Not for long. I googled Longbottom, and the Latin phrase, and it turned up around ten occurrences of this “original” joke, including, by way of consolation prize, a Willie, a John and a Thomas Longbottom. There is nothing new under the sun.

 

So my joke was not original. Nevertheless, I did originate it. It’s just that others got there first. I wondered whether there is a name for this kind of thing, specifically in the context of Google. If not, permit me to invent one – the Google-thwart.

 

“Google-thwart” is the realisation that you are not as clever as you thought you were, and that minds far greater than yours, and sometimes an embarrassingly large number of them, have got there first.

 

Alas, it seems that I am destined to be google-thwarted at every opportunity. Saddened and exhausted after the Latin-for-Longbottom debacle, I started what I thought was quite a good poem:

 

My heart aches, and a drowsy numbness pains my sense

As though of cider I had drunk

 

Better check, I thought. No point in going on with this if some cheeky so-and-so has done it already. Wearily I put my words into Google, and guess what? Rotten old Keats had written the exact same lines except for one word.
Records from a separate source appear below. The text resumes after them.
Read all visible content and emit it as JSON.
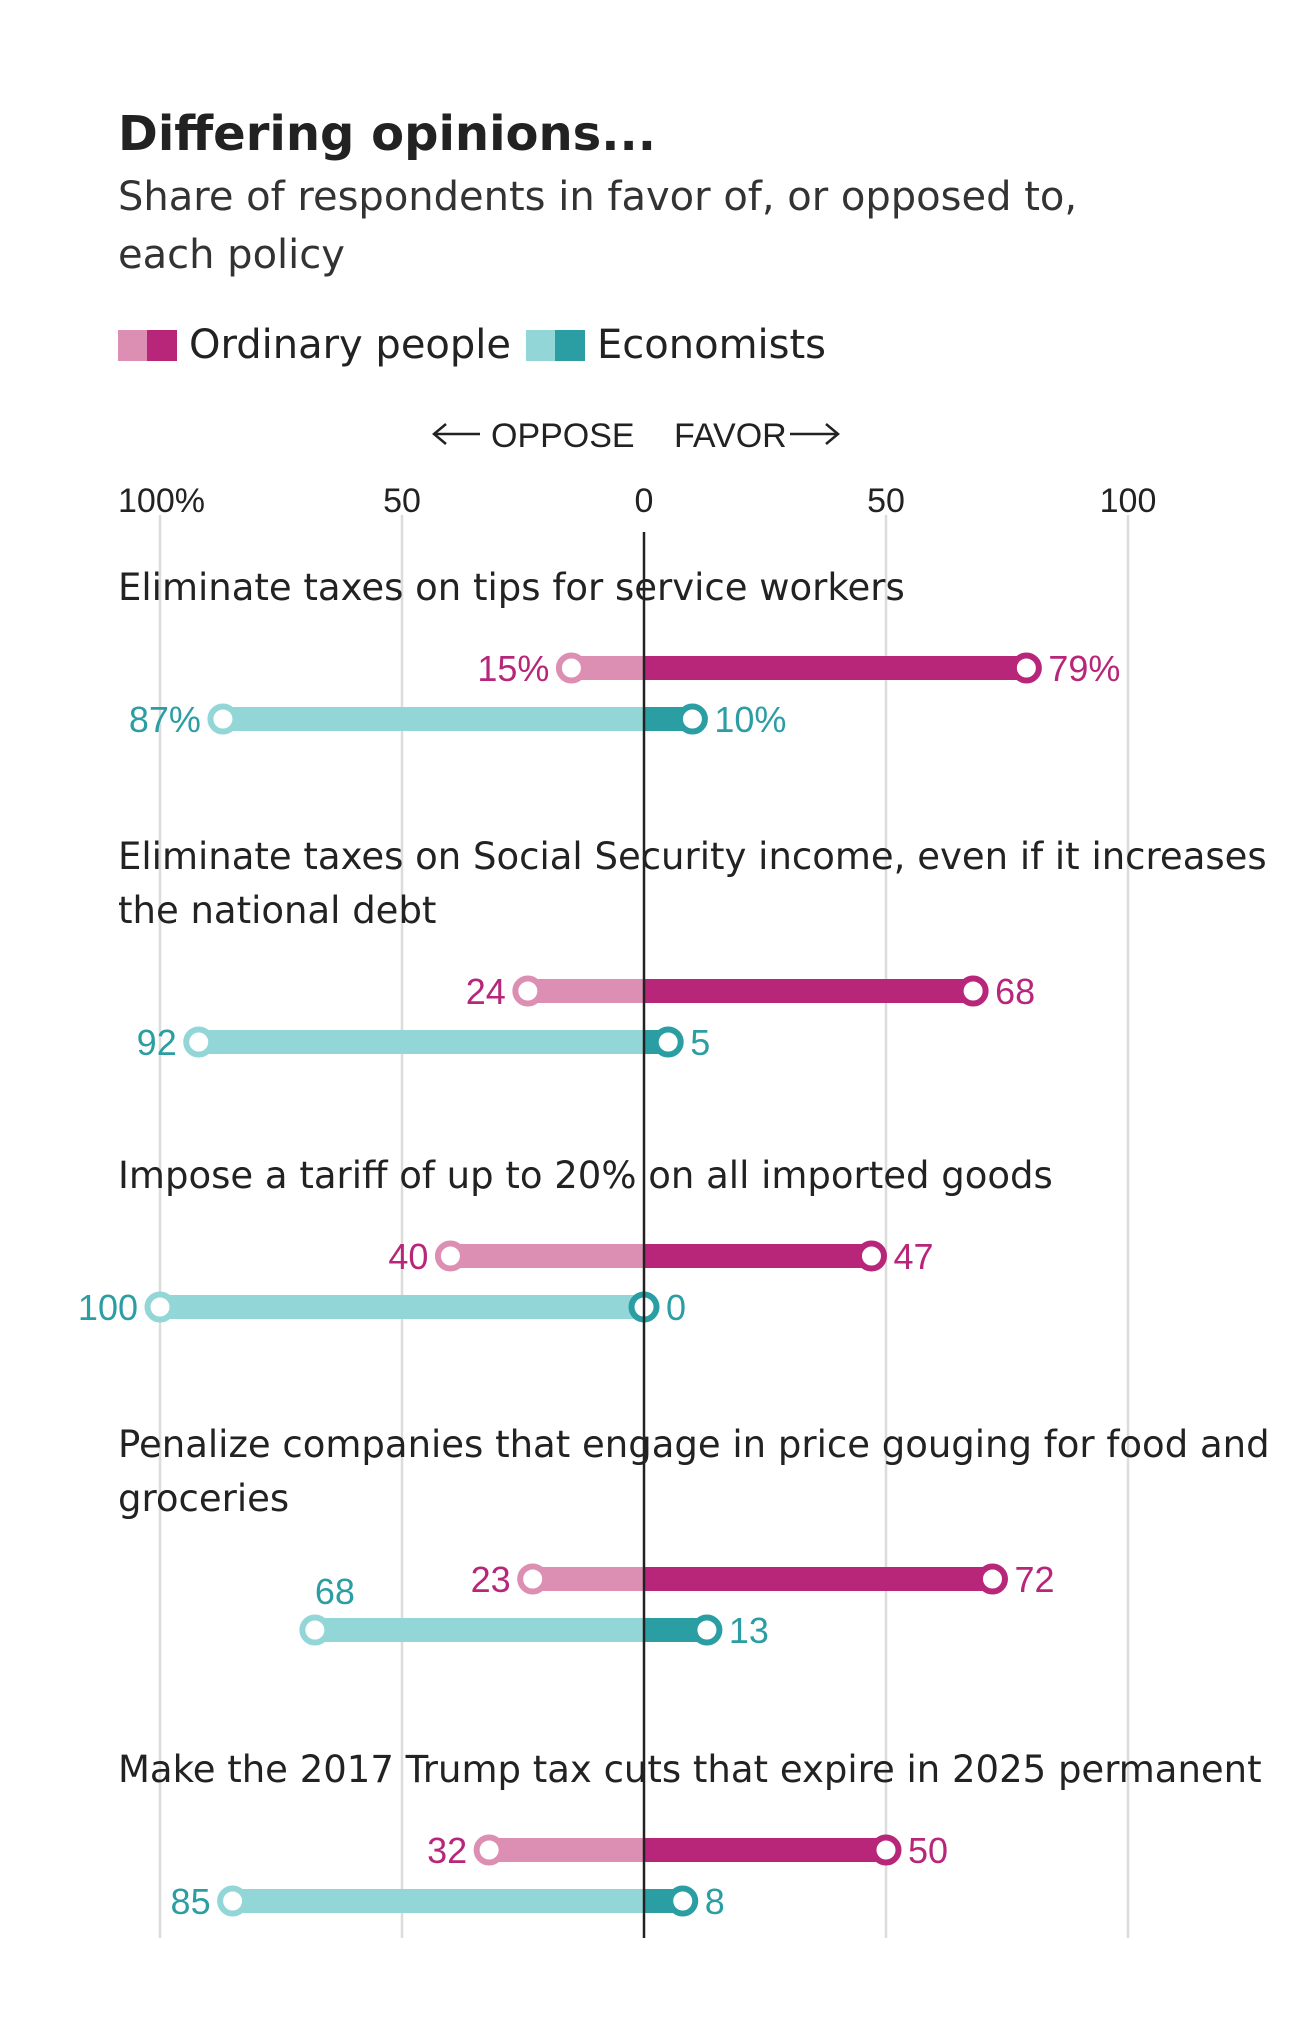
{
  "chart_data": {
    "type": "dumbbell",
    "title": "Differing opinions...",
    "subtitle_lines": [
      "Share of respondents in favor of, or opposed to,",
      "each policy"
    ],
    "legend": [
      {
        "name": "Ordinary people",
        "light": "#dd8fb3",
        "dark": "#b8267a"
      },
      {
        "name": "Economists",
        "light": "#93d6d8",
        "dark": "#2b9ea3"
      }
    ],
    "axis": {
      "oppose_label": "OPPOSE",
      "favor_label": "FAVOR",
      "ticks": [
        {
          "value": -100,
          "label": "100%"
        },
        {
          "value": -50,
          "label": "50"
        },
        {
          "value": 0,
          "label": "0"
        },
        {
          "value": 50,
          "label": "50"
        },
        {
          "value": 100,
          "label": "100"
        }
      ],
      "range": [
        -100,
        100
      ]
    },
    "colors": {
      "people_light": "#dd8fb3",
      "people_dark": "#b8267a",
      "econ_light": "#93d6d8",
      "econ_dark": "#2b9ea3",
      "people_text": "#b8267a",
      "econ_text": "#2b9ea3",
      "grid": "#dcdcdc",
      "zero_line": "#222222"
    },
    "policies": [
      {
        "label_lines": [
          "Eliminate taxes on tips for service workers"
        ],
        "people": {
          "oppose": 15,
          "favor": 79,
          "oppose_label": "15%",
          "favor_label": "79%"
        },
        "economists": {
          "oppose": 87,
          "favor": 10,
          "oppose_label": "87%",
          "favor_label": "10%"
        }
      },
      {
        "label_lines": [
          "Eliminate taxes on Social Security income, even if it increases",
          "the national debt"
        ],
        "people": {
          "oppose": 24,
          "favor": 68,
          "oppose_label": "24",
          "favor_label": "68"
        },
        "economists": {
          "oppose": 92,
          "favor": 5,
          "oppose_label": "92",
          "favor_label": "5"
        }
      },
      {
        "label_lines": [
          "Impose a tariff of up to 20% on all imported goods"
        ],
        "people": {
          "oppose": 40,
          "favor": 47,
          "oppose_label": "40",
          "favor_label": "47"
        },
        "economists": {
          "oppose": 100,
          "favor": 0,
          "oppose_label": "100",
          "favor_label": "0"
        }
      },
      {
        "label_lines": [
          "Penalize companies that engage in price gouging for food and",
          "groceries"
        ],
        "people": {
          "oppose": 23,
          "favor": 72,
          "oppose_label": "23",
          "favor_label": "72"
        },
        "economists": {
          "oppose": 68,
          "favor": 13,
          "oppose_label": "68",
          "favor_label": "13"
        }
      },
      {
        "label_lines": [
          "Make the 2017 Trump tax cuts that expire in 2025 permanent"
        ],
        "people": {
          "oppose": 32,
          "favor": 50,
          "oppose_label": "32",
          "favor_label": "50"
        },
        "economists": {
          "oppose": 85,
          "favor": 8,
          "oppose_label": "85",
          "favor_label": "8"
        }
      }
    ]
  }
}
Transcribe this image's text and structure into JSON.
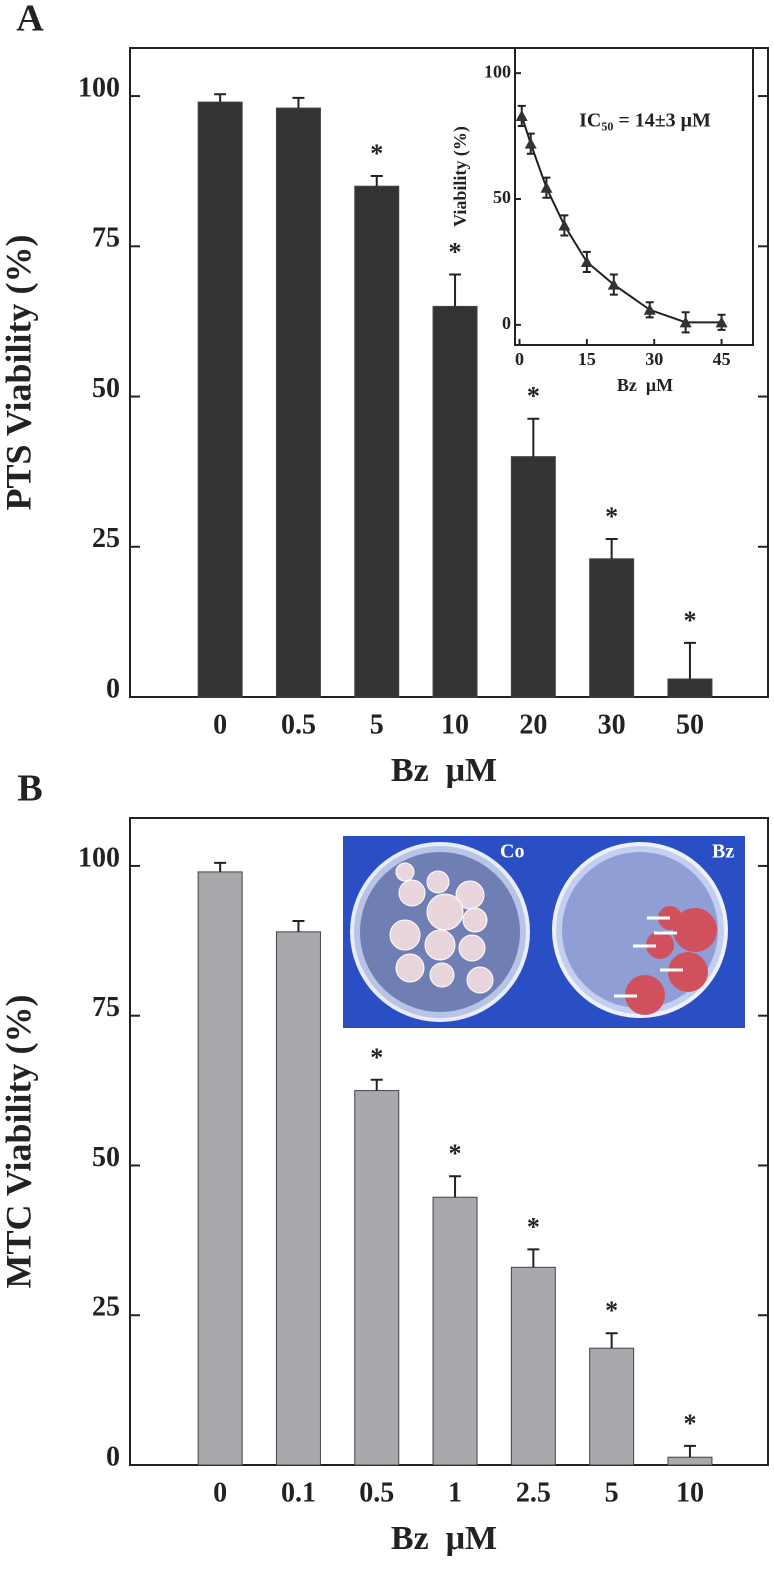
{
  "chart_data": [
    {
      "type": "bar",
      "panel": "A",
      "ylabel": "PTS Viability (%)",
      "xlabel": "Bz  μM",
      "categories": [
        "0",
        "0.5",
        "5",
        "10",
        "20",
        "30",
        "50"
      ],
      "values": [
        99,
        98,
        85,
        65,
        40,
        23,
        3
      ],
      "errors": [
        1.3,
        1.7,
        1.7,
        5.3,
        6.3,
        3.3,
        6
      ],
      "significance": [
        null,
        null,
        "*",
        "*",
        "*",
        "*",
        "*"
      ],
      "color": "#333333",
      "ylim": [
        0,
        108
      ],
      "yticks": [
        0,
        25,
        50,
        75,
        100
      ]
    },
    {
      "type": "line",
      "inset": true,
      "ylabel": "Viability (%)",
      "xlabel": "Bz  μM",
      "annotation": "IC₅₀ = 14±3 μM",
      "x": [
        0.5,
        2.5,
        6,
        10,
        15,
        21,
        29,
        37,
        45
      ],
      "values": [
        83,
        72,
        54.5,
        39.5,
        25,
        16,
        6,
        1,
        1
      ],
      "errors": [
        4,
        4,
        4,
        4,
        4,
        4,
        3,
        4,
        3
      ],
      "color": "#333333",
      "xlim": [
        -1,
        52
      ],
      "ylim": [
        -8,
        110
      ],
      "xticks": [
        0,
        15,
        30,
        45
      ],
      "yticks": [
        0,
        50,
        100
      ]
    },
    {
      "type": "bar",
      "panel": "B",
      "ylabel": "MTC Viability (%)",
      "xlabel": "Bz  μM",
      "categories": [
        "0",
        "0.1",
        "0.5",
        "1",
        "2.5",
        "5",
        "10"
      ],
      "values": [
        99,
        89,
        62.5,
        44.7,
        33,
        19.5,
        1.3
      ],
      "errors": [
        1.5,
        1.8,
        1.8,
        3.5,
        3,
        2.5,
        1.9
      ],
      "significance": [
        null,
        null,
        "*",
        "*",
        "*",
        "*",
        "*"
      ],
      "image_labels": [
        "Co",
        "Bz"
      ],
      "color": "#a8a9ad",
      "ylim": [
        0,
        108
      ],
      "yticks": [
        0,
        25,
        50,
        75,
        100
      ]
    }
  ]
}
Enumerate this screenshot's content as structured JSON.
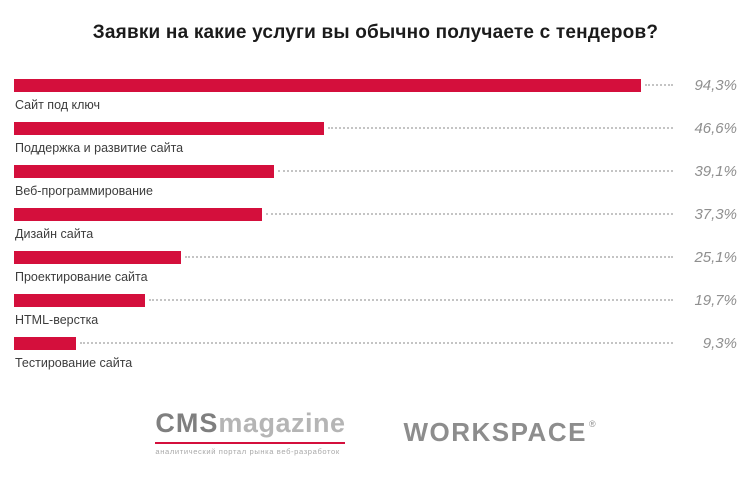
{
  "title": "Заявки на какие услуги вы обычно получаете с тендеров?",
  "chart_data": {
    "type": "bar",
    "orientation": "horizontal",
    "title": "Заявки на какие услуги вы обычно получаете с тендеров?",
    "categories": [
      "Сайт под ключ",
      "Поддержка и развитие сайта",
      "Веб-программирование",
      "Дизайн сайта",
      "Проектирование сайта",
      "HTML-верстка",
      "Тестирование сайта"
    ],
    "values": [
      94.3,
      46.6,
      39.1,
      37.3,
      25.1,
      19.7,
      9.3
    ],
    "value_labels": [
      "94,3%",
      "46,6%",
      "39,1%",
      "37,3%",
      "25,1%",
      "19,7%",
      "9,3%"
    ],
    "xlim": [
      0,
      100
    ],
    "bar_color": "#d40f3c",
    "value_label_color": "#8f8f8f",
    "grid": false,
    "legend": false
  },
  "footer": {
    "cms_logo": {
      "word_primary": "CMS",
      "word_secondary": "magazine",
      "tagline": "аналитический портал рынка веб-разработок",
      "rule_color": "#d40f3c"
    },
    "workspace_logo": {
      "text": "WORKSPACE",
      "registered_mark": "®"
    }
  }
}
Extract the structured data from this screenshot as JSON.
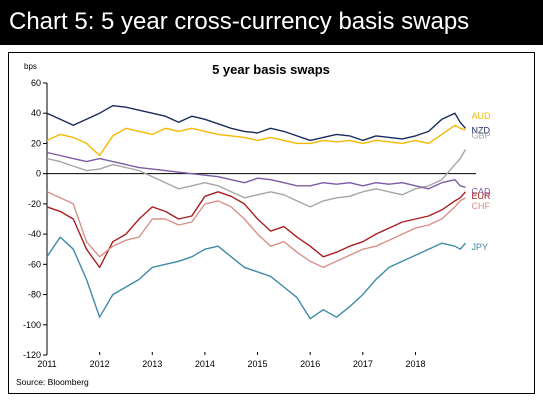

And even that one word was better in his version, hemlock being a more poetic-sounding drink than cider.

 

Clearly, poetry was not going to be a field in which I could demonstrate any originality. So I decided to try physics, and came up with what I thought was quite a neat equation concerning matter and energy:

 

E= MC3

 

Yet again, Google revealed that I had been pipped to the post. Somebody called Einstein has thought up something very similar. My version was out by just one number, and a small one at that. It doesn’t seem fair, somehow.

 

Sadly it seems that I am destined not to have any original thoughts at all, and must confine myself to lamenting my condition on a website.

 

Update: I cut and pasted this whole piece into Google “exact phrase match”, and hundreds of people have done it.